Tout commence quand Paul arrive sur le parking d'un hôtel entre la dune et un cours d'eau ondulant vers l'océan. Retrouvant quelques souvenirs, il y prend une chambre. Il ne sait combien de temps il restera. Tout dépendra du lieu, des traces qu'il y trouvera ou retrouvera.

Tous les personnages de cette histoire sont à la recherche de quelque chose. Françoise l'hôtesse en lutte avec son mari Daniel qui ne veut pas lui donner ce qu'elle attend viscéralement. Ce même Daniel est rendu presque fou d'ennui par les lieux, le vent, la pluie comme si l'endroit faisait tout pour qu'il parte.

Il y a surtout Paul, ce voyageur solitaire, revenu sur les lieux de son enfance, en quête de son grand-père disparu depuis longtemps, et d'une mystérieuse Dame qu'il croise au détour de ses promenades sur la plage. Fée, rêverie, souvenir d'enfance.. la Dame va, vient et s'évapore en fonction des humeurs de Paul. Seuls les poèmes qu'il note sur un carnet arrivent à rendre ce qu'il ne peut dire.

il a peur, mais il ne sait pas de quoi il a peur. Il n'en finit plus de tomber à l'intérieur de lui-même, comme dans une nuit sans fin.

J'ai aimé l'ambiance de cette auberge en bord d'océan. Là où les silences de morte saison sont propices aux divagations, aux rêveries.

L'esprit divague parmi les décombres de la pensée

Là aussi où les solitudes se rencontrent, se confrontent.

L'écriture d'Olivier Deck, également photographe, est toujours aussi visuelle, photographique, à moins que cela ne soit mon regard sur ce bout de côte, l'auberge prise entre la dune et les vagues. Ses mots donnent envie d'être sur place, à marcher dans les flaques laissées par la marée, les cheveux pris dans les bourrasques du vent, sur la dune ou derrière la baie vitrée voilée par la pluie.

Rien ne dit que nos frayeurs, nos manques ne viendront pas nous visiter au détour d'un arbousier ou d'un coquillage.

De ce roman, de ces mots, on pourrait dire comme Françoise à Paul : « Il y a beaucoup de nostalgie dans la musique de tes mots ».

A lire pour cette écriture évanescente, mystérieuse, onirique. A lire pour ces images poétiques de grand large, de grande intériorité.

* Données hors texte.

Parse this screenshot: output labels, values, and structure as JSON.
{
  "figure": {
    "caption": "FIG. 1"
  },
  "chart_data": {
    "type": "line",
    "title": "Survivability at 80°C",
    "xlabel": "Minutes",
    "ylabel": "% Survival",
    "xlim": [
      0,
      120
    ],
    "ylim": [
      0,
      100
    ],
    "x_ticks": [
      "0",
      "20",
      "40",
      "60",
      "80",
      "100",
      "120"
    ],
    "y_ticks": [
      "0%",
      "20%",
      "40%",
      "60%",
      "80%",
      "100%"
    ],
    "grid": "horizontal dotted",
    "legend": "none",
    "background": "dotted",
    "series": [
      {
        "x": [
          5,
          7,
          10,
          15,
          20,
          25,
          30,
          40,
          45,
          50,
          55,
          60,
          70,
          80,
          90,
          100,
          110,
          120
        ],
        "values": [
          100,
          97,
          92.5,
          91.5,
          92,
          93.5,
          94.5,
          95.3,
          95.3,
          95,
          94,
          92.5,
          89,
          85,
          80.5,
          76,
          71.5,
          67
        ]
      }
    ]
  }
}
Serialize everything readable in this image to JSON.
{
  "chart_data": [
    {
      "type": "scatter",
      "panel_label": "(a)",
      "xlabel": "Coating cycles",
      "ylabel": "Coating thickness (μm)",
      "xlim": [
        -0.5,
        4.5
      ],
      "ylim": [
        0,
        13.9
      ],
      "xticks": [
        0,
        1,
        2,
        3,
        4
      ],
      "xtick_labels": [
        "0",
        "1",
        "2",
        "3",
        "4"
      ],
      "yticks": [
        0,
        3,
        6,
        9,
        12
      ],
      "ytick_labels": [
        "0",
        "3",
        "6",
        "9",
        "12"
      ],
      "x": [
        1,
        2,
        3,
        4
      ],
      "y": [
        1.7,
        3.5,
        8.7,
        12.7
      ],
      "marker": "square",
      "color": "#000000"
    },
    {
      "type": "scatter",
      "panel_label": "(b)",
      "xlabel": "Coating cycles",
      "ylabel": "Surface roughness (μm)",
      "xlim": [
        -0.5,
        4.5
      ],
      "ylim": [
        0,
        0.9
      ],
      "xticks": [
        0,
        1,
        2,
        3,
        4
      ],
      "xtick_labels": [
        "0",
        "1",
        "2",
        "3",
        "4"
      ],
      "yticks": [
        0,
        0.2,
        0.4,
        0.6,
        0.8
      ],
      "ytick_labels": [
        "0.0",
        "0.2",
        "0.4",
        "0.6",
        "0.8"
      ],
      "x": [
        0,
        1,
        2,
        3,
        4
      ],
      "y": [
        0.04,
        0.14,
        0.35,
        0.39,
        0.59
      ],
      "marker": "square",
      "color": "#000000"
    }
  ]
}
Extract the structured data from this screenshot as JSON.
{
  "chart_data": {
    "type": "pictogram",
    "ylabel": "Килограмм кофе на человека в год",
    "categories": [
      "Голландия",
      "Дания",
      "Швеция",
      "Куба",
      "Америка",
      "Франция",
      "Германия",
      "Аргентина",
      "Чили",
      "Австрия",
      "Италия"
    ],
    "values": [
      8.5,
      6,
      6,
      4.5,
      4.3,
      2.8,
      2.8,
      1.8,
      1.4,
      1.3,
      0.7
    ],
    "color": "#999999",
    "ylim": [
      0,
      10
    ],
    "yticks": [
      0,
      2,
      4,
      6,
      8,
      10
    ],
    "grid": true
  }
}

Du même auteur : Une nuit à Madrid, La voie ferrée

Dédale

Extrait :

Il aime cet air, tantôt lourd, tantôt coupant. Le souffle de l'océan. Le premier qui a empli ses poumons.
Les heures de marche sur la plage remontent en lui, comme s'il n'avait jamais cessé d'y marcher. Seul. Un enfant seul marchant sur la plage. Il livrait ses joues et ses cheveux au vent. Le vent qui menaçait l'équilibre. Le vent qui vrombissait aux oreilles, le déchirait comme une voile trop fine trop bordée.
Comme une feuille de papier.
Il se perdait à observer les nuages qui roulaient jusqu'au rivage et lorsqu'ils crevaient, l'eau déferlait sur le sable et s'en allait noyer le pays tout entier sous d'épaisses trombes.
Il se souvient maintenant, c'est là, en lui, il se souvient.

Des averses et des averses et des averses.

La rumeur de la dune.
Les grincements des pins. Les pins difformes. Ceux qui se tiennent en première ligne. Ceux que défoncent les coups de mer, les gifles de l'ouest. Ratatinés, tordus, entortillés par les bourrasques.

Il marche, fuyant son ombre, cherchant ses propres traces sur le sable.

Enfin, il trouve un repère, en lui et hors de lui : la conversation avec l'océan. la profonde conversation dans une langue sans mots. Une langue uniquement faite de présence.